As soon as a child can sit at the table, we must lead by example. My mother used to say: “you shouldn’t sing at the table” but this rule doesn’t apply to children for whom songs and games are the best way of introducing most concepts, including good manners.

Before and after the meals

Hand washing is essential, before and after the meals. We wash our hands to the wrist, as long as it takes to sing “Happy Birthday”! This is a fun activity that EVERYONE should share with the little ones… if you know what I mean!

Eating utensils

I suggest that parents start with holding the fork, knife and spoon correctly. Because children that young cannot use a knife, the right hand should be holding the utensils at all times.

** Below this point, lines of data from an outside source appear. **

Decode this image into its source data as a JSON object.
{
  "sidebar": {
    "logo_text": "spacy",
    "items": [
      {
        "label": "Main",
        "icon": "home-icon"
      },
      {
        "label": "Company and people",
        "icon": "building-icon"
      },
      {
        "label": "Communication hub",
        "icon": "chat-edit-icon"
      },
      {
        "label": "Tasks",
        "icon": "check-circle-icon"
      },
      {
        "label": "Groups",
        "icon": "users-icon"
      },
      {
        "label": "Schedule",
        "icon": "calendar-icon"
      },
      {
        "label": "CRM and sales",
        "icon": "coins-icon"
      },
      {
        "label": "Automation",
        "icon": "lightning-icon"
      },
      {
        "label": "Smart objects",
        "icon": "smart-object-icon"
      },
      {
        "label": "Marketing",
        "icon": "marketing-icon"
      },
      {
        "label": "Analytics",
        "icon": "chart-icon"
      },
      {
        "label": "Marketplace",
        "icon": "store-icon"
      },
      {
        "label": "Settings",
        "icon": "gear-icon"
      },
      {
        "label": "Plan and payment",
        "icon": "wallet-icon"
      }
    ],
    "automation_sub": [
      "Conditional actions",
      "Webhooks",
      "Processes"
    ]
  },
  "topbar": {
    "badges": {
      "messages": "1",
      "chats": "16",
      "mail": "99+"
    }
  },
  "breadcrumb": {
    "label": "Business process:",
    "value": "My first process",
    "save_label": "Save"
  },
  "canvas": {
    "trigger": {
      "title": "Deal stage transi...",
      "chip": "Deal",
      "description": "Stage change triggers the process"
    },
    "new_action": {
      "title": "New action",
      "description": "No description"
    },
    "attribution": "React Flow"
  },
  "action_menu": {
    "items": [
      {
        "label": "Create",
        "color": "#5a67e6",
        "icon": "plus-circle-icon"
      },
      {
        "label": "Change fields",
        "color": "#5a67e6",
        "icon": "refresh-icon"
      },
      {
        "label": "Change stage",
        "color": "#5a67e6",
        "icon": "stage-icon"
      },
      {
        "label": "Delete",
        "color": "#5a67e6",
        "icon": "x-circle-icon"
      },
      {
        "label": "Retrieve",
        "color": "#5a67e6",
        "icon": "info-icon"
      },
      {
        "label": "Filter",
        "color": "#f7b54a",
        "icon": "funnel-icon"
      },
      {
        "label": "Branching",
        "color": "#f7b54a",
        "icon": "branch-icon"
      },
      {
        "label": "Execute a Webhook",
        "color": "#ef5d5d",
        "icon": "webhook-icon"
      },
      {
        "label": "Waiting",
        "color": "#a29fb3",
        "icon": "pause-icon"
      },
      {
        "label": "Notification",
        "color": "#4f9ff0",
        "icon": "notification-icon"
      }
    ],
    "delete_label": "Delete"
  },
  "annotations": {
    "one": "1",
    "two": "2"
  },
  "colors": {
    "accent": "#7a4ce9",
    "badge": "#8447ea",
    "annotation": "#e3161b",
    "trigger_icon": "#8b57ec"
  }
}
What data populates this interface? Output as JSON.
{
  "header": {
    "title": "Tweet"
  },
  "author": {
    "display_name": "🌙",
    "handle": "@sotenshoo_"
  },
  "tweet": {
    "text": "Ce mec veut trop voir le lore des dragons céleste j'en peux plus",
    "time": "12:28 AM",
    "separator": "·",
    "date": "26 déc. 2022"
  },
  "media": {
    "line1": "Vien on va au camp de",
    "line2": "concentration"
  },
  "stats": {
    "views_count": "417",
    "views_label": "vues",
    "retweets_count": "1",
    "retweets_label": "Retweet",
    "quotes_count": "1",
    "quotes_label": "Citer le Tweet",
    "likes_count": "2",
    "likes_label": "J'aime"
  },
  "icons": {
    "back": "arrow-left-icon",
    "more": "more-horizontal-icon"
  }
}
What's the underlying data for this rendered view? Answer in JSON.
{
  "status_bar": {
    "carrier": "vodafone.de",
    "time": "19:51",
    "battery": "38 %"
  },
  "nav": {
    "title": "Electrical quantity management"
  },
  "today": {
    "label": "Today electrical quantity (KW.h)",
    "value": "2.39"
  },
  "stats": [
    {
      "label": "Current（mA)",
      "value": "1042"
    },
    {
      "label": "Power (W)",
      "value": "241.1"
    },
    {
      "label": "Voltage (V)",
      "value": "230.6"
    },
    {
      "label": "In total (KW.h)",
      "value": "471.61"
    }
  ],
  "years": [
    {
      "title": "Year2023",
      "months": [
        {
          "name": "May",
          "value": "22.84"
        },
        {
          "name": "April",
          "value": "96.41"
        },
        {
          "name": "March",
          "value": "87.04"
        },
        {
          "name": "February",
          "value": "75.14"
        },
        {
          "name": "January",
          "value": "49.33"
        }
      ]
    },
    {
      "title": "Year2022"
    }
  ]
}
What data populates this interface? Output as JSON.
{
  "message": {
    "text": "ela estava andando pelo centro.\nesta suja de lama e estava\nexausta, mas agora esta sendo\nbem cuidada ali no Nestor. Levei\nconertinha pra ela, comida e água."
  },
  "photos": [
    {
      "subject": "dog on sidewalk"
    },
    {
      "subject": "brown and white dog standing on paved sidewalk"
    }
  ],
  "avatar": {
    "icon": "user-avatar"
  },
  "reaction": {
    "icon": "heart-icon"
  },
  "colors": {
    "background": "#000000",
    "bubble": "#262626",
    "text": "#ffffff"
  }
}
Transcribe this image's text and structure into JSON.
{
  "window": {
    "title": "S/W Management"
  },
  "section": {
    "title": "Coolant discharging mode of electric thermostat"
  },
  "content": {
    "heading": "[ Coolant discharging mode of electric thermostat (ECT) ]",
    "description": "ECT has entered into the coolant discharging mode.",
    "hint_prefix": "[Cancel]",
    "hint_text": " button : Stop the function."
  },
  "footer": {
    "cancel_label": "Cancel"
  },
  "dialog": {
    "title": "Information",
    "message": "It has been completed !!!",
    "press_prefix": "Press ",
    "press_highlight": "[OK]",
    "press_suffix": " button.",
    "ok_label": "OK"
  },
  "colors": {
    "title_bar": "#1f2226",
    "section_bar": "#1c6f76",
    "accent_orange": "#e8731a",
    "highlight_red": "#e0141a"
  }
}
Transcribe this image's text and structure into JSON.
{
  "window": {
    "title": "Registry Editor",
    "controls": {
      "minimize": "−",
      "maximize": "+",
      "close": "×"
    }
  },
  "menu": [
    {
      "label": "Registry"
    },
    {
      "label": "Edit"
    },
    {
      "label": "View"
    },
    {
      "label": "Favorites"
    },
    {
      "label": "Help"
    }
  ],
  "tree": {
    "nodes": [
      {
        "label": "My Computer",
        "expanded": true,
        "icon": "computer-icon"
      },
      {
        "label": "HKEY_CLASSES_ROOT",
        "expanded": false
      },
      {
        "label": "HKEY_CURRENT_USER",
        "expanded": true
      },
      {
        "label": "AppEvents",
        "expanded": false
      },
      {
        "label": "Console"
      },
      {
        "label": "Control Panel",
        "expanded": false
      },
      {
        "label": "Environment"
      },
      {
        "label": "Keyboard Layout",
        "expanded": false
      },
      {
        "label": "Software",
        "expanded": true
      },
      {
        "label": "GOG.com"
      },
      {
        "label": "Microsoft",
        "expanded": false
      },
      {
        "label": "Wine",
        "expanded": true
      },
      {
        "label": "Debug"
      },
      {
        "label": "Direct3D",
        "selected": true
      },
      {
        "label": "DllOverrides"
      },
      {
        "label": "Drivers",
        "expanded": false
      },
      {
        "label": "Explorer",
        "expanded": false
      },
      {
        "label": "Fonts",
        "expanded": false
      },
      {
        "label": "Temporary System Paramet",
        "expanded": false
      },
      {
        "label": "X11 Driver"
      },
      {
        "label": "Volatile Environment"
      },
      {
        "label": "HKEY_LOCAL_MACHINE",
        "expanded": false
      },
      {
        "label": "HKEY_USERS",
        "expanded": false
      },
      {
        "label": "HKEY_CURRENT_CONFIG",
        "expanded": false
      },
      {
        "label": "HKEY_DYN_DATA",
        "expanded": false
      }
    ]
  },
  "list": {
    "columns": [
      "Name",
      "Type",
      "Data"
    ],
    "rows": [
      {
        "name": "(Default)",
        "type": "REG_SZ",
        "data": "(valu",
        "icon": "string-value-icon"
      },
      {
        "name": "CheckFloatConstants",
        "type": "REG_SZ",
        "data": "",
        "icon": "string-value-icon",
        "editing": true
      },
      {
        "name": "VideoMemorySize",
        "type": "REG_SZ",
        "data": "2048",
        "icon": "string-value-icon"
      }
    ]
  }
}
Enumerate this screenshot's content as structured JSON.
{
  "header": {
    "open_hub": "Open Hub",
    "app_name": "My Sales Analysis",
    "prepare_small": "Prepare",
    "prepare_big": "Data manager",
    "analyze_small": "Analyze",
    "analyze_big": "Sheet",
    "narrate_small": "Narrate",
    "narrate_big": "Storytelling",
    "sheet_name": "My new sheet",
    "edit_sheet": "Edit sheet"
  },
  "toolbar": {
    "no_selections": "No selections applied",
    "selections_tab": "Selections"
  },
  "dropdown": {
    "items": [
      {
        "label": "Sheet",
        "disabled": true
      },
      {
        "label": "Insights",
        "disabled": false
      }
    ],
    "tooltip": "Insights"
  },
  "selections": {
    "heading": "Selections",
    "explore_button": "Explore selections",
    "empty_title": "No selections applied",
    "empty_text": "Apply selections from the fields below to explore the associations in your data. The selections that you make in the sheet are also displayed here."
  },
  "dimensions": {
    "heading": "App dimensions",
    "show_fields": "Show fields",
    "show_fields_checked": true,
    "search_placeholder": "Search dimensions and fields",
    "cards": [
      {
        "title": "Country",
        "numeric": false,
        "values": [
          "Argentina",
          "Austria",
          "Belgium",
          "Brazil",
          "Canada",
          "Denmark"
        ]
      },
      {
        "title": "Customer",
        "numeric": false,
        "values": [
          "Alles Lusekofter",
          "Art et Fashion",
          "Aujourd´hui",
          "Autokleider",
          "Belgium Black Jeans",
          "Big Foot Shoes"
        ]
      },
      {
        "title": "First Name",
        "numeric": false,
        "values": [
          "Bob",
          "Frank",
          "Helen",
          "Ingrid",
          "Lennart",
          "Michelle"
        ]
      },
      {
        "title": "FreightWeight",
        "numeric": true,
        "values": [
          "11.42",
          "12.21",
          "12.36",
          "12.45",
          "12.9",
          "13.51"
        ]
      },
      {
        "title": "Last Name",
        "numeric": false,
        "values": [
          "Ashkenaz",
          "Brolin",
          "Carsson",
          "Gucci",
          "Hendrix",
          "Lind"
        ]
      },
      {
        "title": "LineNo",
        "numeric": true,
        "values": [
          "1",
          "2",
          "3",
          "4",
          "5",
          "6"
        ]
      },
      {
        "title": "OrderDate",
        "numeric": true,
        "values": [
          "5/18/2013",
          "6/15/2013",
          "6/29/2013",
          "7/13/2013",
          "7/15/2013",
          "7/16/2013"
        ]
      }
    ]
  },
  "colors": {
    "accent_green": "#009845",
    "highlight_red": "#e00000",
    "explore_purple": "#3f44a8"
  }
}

Unfortunately, this American style of holding knife and fork isn’t adapted to left-handed children. Let’s hope that it will soon be more suited to everyone as in the Continental style.

Grabbing the fork (closing your hand on the fork so that your fingers are pointing towards the table) is much easier for a little one than balancing it between their fingers like you do. But if you allow him to use his fork like this, you must teach him the proper way before he will reach his tenth birthday. I suggest you try showing your child the proper way first, to assess his dexterity and to give him a chance. A lesson well learned is a lesson well remembered.

The meals

A family meal is like a ballet where everyone can add his part. The upper body goes in action to get fed and avoid dropping everything on the table in the process. Knowing the right way to pass the plates in a joyful dance will focus attention on the conversations rather than on the fear of an eventual mess.

Pass the salad… (Please!)

Plates should always be passed from the left and never in front of you. As soon as your child will be old enough to hold a plate, he should be allowed to take part in this process. To help the youngest ones, you can use a sing-along and change the lyrics to “pas the salad from the left”.

This funny way will help him to remember this rule and to be more confident in his capacity to pass a plate or a bowl but pay attention if you don’t want your dinner to end up on the floor. As for ballet dancers, one will jump in the air and her partner will be there to catch her when she lands.

Remaining seated during the meal and asking to be excused before getting up.

If you want him to understand the importance of asking to be excused before leaving the table, it is best to tell him that you are happier when he is there. Teaching him empathy will help him learn that when it is time to eat, he must eat and when he is finished eating, he must ask permission before getting up.

Politely greet people

The same empathy applies when it is time to salute people you meet or when you leave. To make him understand the importance of politely greeting people, I suggest telling him that when people see him, they are happy and when you leave, if you are nice, it means that you will see them again soon.